Tirare fuori è libertà, metter dentro è repressione. Il primo suppone un’altissima percentuale di stupore: la statua è lì, nel marmo. Lo scultore è l’educatore che, estraendola, la libera dall’invisibilità: ci toglie il superfluo, fa brillare il necessario.

Lo zelo dello scultore è lo zelo dell’educatore perché si prende il rischio della libertà e gioca il suo ruolo non sull’autoritarismo bensì sull’autorevolezza. Il secondo tradisce la smania di chi ha il vizietto di imporre: di fare dell’autoritarismo la sua bandiera, del manganello il suo scalpello. Educare è un’arte, tra le più alte sotto il cielo: una faccenda del cuore, una sorta di fidanzamento, di cammino insieme.

L’educazione è un percorso sinodale. Sinodo nell’antica Grecia indicava il percorrere un cammino insieme (sun-con, insieme e dos-via).

Perché il camminare insieme è sfumatura che ci ripara dall’insuccesso, mentre educo, mi educo: educare è venire educati, insegnare è apprendere. Il guadagno dell’arte di educare lo leggo nelle gesta di chi educo: lo avverto, però anche, nel cambiamento che produce in me. “È un educatore educato”: doppia-sfida.

La scuola è sicuramente uno dei luoghi privilegiati di questo percorso educativo, tuttavia non è pensabile lavorare a scompartimenti stagni ed in modalità decontestualizzate.

In questo senso l’educazione deve ricostruirsi in ottica sinodale, perché i ragazzi che sono nei banchi al mattino, al pomeriggio ed alla sera vivono il loro processo formativo fuori dalla scuola e vivono nel loro tempo, che quasi mai coincide con quello della scuola.

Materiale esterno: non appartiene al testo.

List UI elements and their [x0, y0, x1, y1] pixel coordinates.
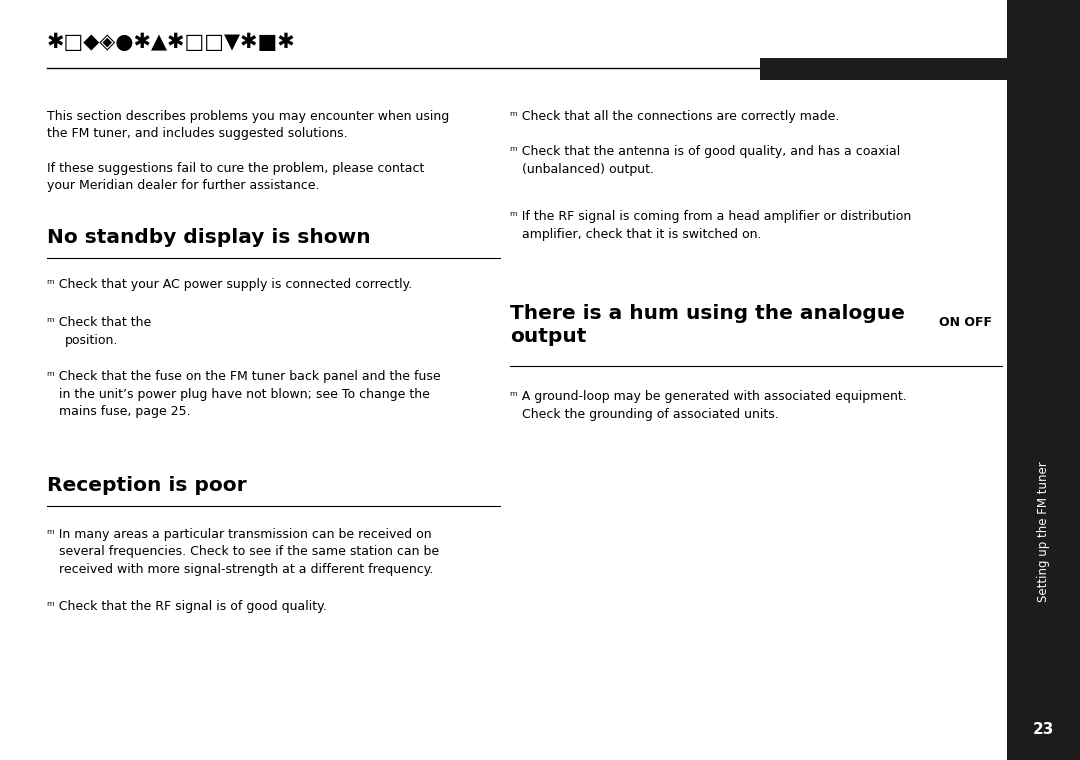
- Text: Setting up the FM tuner: Setting up the FM tuner: [1037, 461, 1050, 603]
- Text: ᵐ In many areas a particular transmission can be received on
   several frequenc: ᵐ In many areas a particular transmissio…: [48, 528, 440, 576]
- Text: ᵐ Check that the: ᵐ Check that the: [48, 316, 156, 329]
- Text: ᵐ Check that the RF signal is of good quality.: ᵐ Check that the RF signal is of good qu…: [48, 600, 327, 613]
- Text: ᵐ Check that the fuse on the FM tuner back panel and the fuse
   in the unit’s p: ᵐ Check that the fuse on the FM tuner ba…: [48, 370, 441, 418]
- Text: ᵐ If the RF signal is coming from a head amplifier or distribution
   amplifier,: ᵐ If the RF signal is coming from a head…: [510, 210, 912, 240]
- Text: This section describes problems you may encounter when using
the FM tuner, and i: This section describes problems you may …: [48, 110, 449, 141]
- Bar: [760, 58, 1007, 80]
- Text: If these suggestions fail to cure the problem, please contact
your Meridian deal: If these suggestions fail to cure the pr…: [48, 162, 424, 192]
- Text: ᵐ Check that your AC power supply is connected correctly.: ᵐ Check that your AC power supply is con…: [48, 278, 413, 291]
- Text: ✱□◆◈●✱▲✱□□▼✱■✱: ✱□◆◈●✱▲✱□□▼✱■✱: [48, 32, 296, 52]
- Text: There is a hum using the analogue
output: There is a hum using the analogue output: [510, 304, 905, 347]
- Text: position.: position.: [65, 334, 119, 347]
- Text: ᵐ Check that the antenna is of good quality, and has a coaxial
   (unbalanced) o: ᵐ Check that the antenna is of good qual…: [510, 145, 901, 176]
- Text: ON OFF: ON OFF: [940, 316, 993, 329]
- Text: Reception is poor: Reception is poor: [48, 476, 246, 495]
- Text: 23: 23: [1032, 722, 1054, 737]
- Bar: [1007, 0, 1080, 760]
- Text: ᵐ Check that all the connections are correctly made.: ᵐ Check that all the connections are cor…: [510, 110, 839, 123]
- Text: ᵐ A ground-loop may be generated with associated equipment.
   Check the groundi: ᵐ A ground-loop may be generated with as…: [510, 390, 907, 420]
- Text: No standby display is shown: No standby display is shown: [48, 228, 370, 247]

Questo divario tra la vita scolastica e la vita dei ragazzi deve essere colmato non certo con i divieti o peggio con la repressione, ma con la cultura e l’accompagnamento. La scuola ha bisogno di zelo da parte di chi la scuola la fa, ma anche da parte di chi la scuola la governa e la progetta.

La scuola, che è il luogo dove la società educa i suoi figli, non può essere governata con slogan o migliorata da semplici restyling linguistici, ma deve essere oggetto di un progetto a lungo termine che abbia una linea educativa chiara e motivata.

Dobbiamo cercare di impegnarci tutti prima che il Presidente Mattarella ci dia un altro zero in condotta, (a noi educatori non agli alunni), per mancanza di zelo.